Yörük Aile Evi kahvaltılarıyla çok ünlü. Ancak sadece sadece kahvaltıdan ibaret bir yer de değil. Diğer seçenekler de harika bir referans olan kahvaltısıyla denenmeyi hak ediyor. Bir kere ürünlerin çoğu organik ve civardaki köy halkının mahsulleri. Bu yüzden gözlemelerden peynirlere, yumurtadan zeytine her şeyde doğallığın lezzeti vardı. Bu lezzete artık çok ender rastlamak ne kötü :o
Yörük'te kahvaltının bir diğer güzel yanı da serpme kahvaltı kültürüyle servis yapmaları. Bence ne tabakta hazır gelen sunum ne açık büfe, serpme kahvaltının tadını vermiyor veremiyor. Bence Cemal Süreya'nın mutlulukla ilişkisi olmalı dediği kahvaltı en çok evdeymiş de tüm masa donatılmış gibi yapılınca güzel. Bir de buna doğa harikası yemyeşil bir alan eşlik ediyorsa; daha fazlasına gerek yok. :)

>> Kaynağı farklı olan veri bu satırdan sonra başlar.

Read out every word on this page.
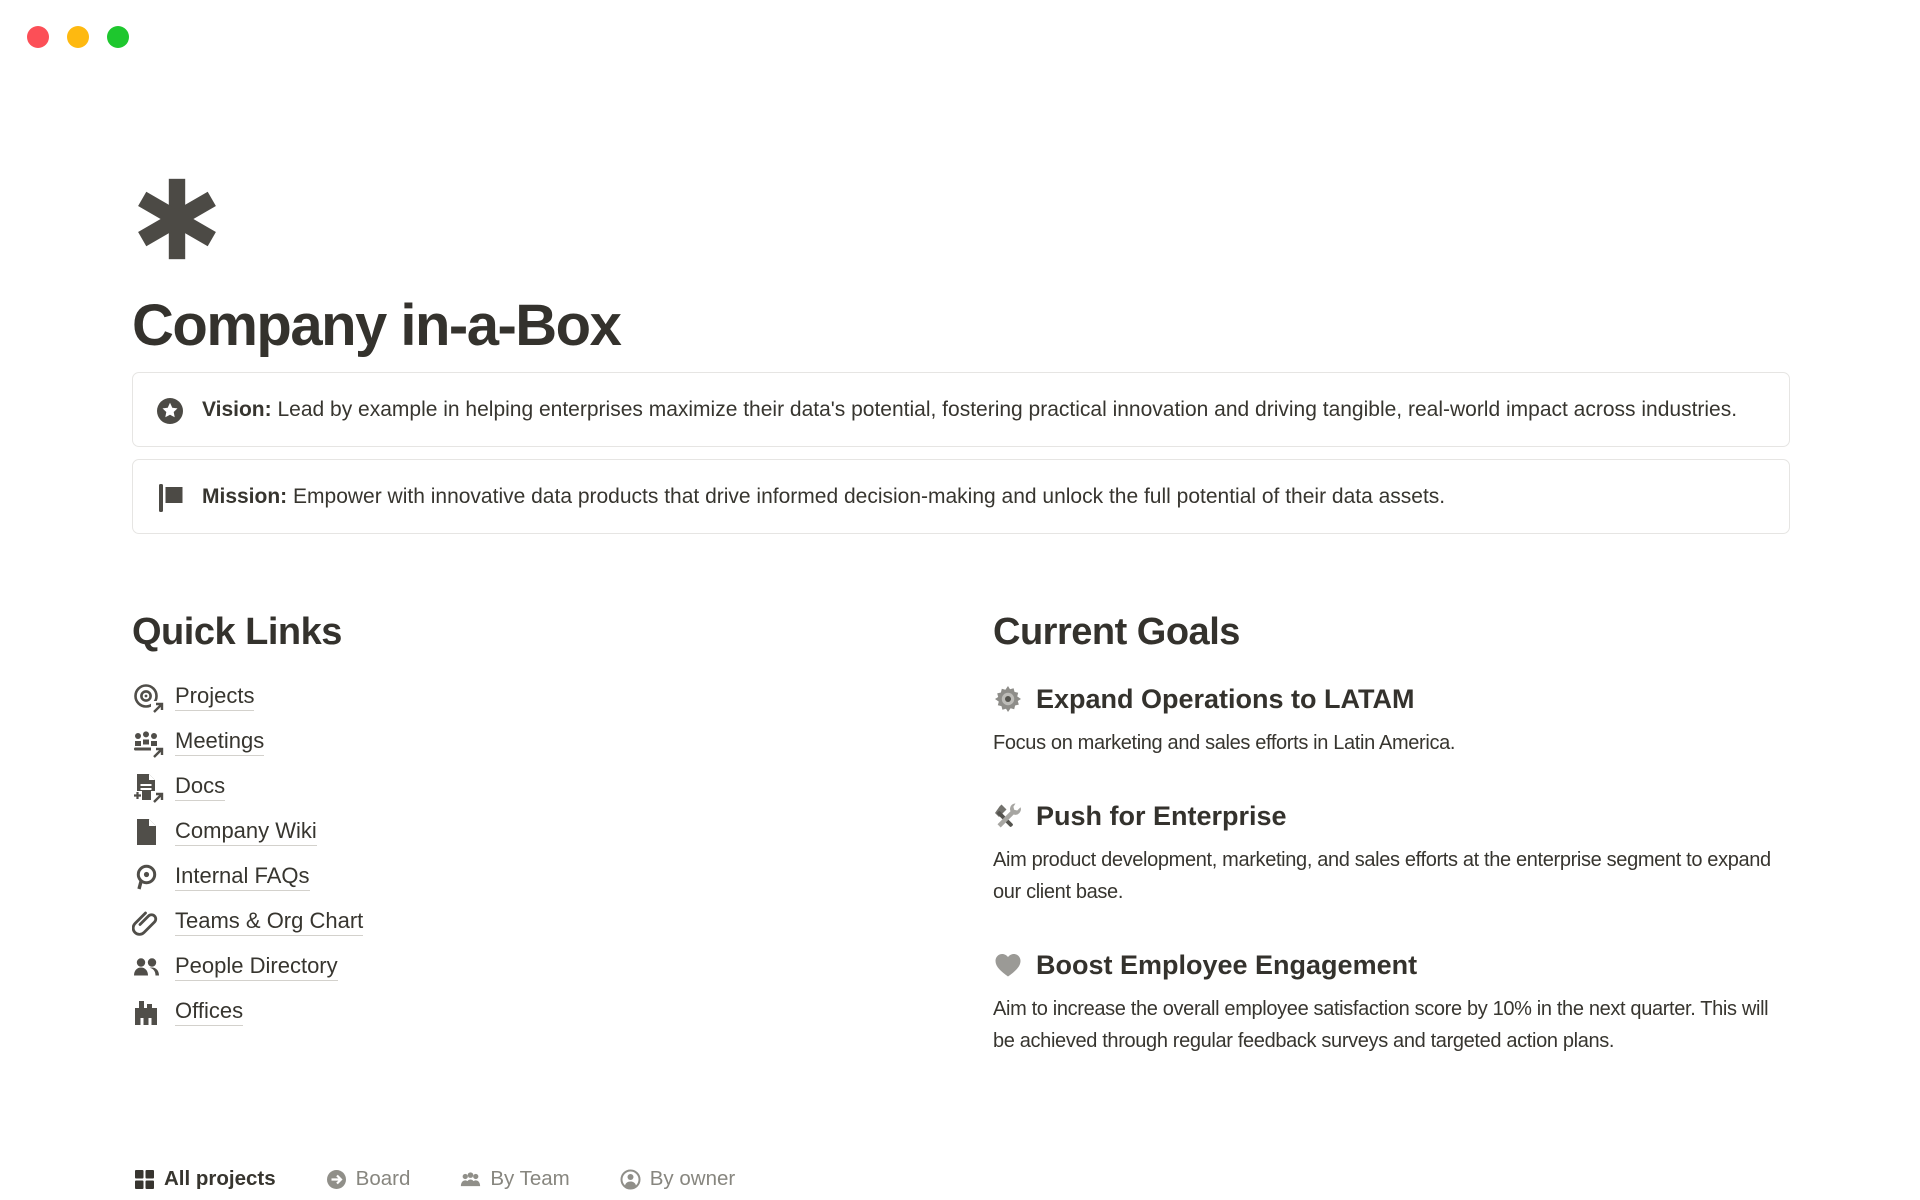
Company in-a-Box
Vision: Lead by example in helping enterprises maximize their data's potential, fostering practical innovation and driving tangible, real-world impact across industries.
Mission: Empower with innovative data products that drive informed decision-making and unlock the full potential of their data assets.
Quick Links
Projects
Meetings
Docs
Company Wiki
Internal FAQs
Teams & Org Chart
People Directory
Offices
Current Goals
Expand Operations to LATAM
Focus on marketing and sales efforts in Latin America.
Push for Enterprise
Aim product development, marketing, and sales efforts at the enterprise segment to expand our client base.
Boost Employee Engagement
Aim to increase the overall employee satisfaction score by 10% in the next quarter. This will be achieved through regular feedback surveys and targeted action plans.
All projects	Board	By Team	By owner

Servise gelince; Yörük'te servis de son derece hızlı ve bilinen kahvaltı mekanlarının aksine uzun uzun bekletmiyorlar. Ki bu bence önemli bir sorun. Misal Çeşme'de Sedir'e gidin, normal bir kalabalıkta bile kahvaltı servisi için en az yarım saat bekletiliyorsunuz. Kapıda, oturabilmek için beklediğiniz süreyi saymıyorum bile. Yörük'te böyle bir sorun da yoktu, bu sorunu fazla ve ilgili personelle çözmüşler.
Günün devamı da Urla'nın enfes koylarından birinde bu yazın denizle ilk kucaklaşmasıyla geçti. Hatta o da bir başka post'un konusu olmuştu. Temmuz ayı benim için güzeldi ama bitti. Zaten doğum günüyle ve beş günlük tatille gelen bir ay kötü geçebilir mi... :)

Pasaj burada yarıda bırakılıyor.